Last month, Strickland tweeted that he “rejects” Pope Francis’ “program undermining the Deposit of Faith.” 

That tweet garnered considerable controversy online.

This month, the bishop led a June 16 prayer rally at L.A.’s Dodger Stadium, in protest of the Dodgers’ recognition of the Sisters of Perpetual Indulgence, an LGBT group which has performed anti-Catholic drag shows that several bishops have called blasphemous.

While the rally reportedly drew thousands, the Archdiocese of Los Angeles and the leadership of the U.S. bishops’ conference had distanced themselves from it, urging instead that Los Angeles Catholics attend a Mass in the archdiocesan cathedral, and make prayers of spiritual reparation to the Sacred Heart of Jesus.

Acknowledging the bishop’s penchant for controversy, one source close to Strickland told The Pillar that the bishop is confident about the visitation.

“The bishop doesn’t want to make too big of a deal of it,” the source said. “He’s got vocations, the diocese is doing well financially, so by all the numbers, he’s doing very well.”
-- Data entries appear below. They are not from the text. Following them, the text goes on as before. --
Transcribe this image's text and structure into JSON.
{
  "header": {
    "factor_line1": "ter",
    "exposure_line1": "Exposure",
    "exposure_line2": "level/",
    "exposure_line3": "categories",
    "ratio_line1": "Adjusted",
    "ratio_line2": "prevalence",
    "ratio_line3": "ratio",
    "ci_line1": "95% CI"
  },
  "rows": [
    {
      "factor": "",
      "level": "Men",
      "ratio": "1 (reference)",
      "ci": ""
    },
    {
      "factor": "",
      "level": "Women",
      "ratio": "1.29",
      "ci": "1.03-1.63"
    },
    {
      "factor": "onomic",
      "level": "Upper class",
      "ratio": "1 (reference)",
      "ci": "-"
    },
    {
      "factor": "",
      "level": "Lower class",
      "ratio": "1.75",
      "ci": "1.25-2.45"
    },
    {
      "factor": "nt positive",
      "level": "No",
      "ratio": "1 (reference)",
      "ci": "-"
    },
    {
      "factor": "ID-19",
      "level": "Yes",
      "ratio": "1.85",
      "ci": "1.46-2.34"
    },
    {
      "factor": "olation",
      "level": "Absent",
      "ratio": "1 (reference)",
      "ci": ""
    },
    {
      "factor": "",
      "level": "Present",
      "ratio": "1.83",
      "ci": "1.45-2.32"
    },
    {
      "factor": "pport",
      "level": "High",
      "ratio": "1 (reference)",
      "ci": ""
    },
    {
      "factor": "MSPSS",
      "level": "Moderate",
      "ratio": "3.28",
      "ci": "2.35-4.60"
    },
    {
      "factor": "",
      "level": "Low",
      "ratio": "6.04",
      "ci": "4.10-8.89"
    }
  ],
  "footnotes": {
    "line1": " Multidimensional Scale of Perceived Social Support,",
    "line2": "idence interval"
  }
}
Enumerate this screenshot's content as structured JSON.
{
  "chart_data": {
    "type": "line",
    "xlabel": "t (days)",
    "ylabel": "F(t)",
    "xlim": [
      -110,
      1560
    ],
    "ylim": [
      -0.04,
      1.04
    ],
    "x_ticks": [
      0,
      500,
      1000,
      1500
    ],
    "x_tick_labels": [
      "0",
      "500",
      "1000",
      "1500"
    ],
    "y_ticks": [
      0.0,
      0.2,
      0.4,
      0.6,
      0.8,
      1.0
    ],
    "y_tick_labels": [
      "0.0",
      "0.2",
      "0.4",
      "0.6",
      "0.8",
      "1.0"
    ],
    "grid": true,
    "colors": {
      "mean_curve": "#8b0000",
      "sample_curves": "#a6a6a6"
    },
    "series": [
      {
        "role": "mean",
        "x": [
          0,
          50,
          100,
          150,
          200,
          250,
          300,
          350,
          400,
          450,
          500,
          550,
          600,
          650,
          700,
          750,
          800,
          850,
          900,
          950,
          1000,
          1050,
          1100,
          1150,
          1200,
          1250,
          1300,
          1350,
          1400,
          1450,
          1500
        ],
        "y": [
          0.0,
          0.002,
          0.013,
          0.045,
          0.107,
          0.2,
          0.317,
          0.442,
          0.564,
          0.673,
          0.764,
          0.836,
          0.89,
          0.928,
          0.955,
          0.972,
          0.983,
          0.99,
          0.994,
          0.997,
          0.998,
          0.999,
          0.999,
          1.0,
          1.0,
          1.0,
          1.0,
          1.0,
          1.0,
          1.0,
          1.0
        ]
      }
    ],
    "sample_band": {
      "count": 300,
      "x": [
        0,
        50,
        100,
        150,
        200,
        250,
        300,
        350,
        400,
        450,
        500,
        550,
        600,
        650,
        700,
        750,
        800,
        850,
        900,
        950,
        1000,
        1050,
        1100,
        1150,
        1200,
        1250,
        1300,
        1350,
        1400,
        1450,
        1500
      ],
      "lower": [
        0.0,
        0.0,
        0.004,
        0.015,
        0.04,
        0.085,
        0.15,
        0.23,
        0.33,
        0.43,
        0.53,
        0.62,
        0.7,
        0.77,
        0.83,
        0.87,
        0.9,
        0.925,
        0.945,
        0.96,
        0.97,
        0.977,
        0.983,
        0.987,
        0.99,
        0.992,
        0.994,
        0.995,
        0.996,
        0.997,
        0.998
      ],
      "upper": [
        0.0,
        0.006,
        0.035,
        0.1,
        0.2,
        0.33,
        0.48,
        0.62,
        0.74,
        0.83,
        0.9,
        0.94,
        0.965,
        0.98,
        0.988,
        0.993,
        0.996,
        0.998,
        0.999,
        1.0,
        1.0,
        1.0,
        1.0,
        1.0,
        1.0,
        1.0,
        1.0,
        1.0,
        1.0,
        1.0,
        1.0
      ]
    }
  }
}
“He’s not trying to make too big a deal of it,” the source added.

But a priest who was questioned during the visitation said that interviewers “were already asking questions about who might be a good fit to replace [Strickland].”

Still, it is not clear when the bishops who conducted the visitation —reportedly Bishop Gerald Kicanas, emeritus of Tucscon, and Bishop Dennis Sullivan of Camden — will file a report with the Dicastery for Bishops, nor when the dicastery might reach a decision about its outcome.

A spokesperson for the Diocese of Tyler told The Pillar on Saturday that the diocese had no comment on the visitation.

The Diocese of Tyler was erected in 1986, and consists of 55,000 Catholics in 33 counties of eastern Texas. Strickland is the fourth bishop of the diocese.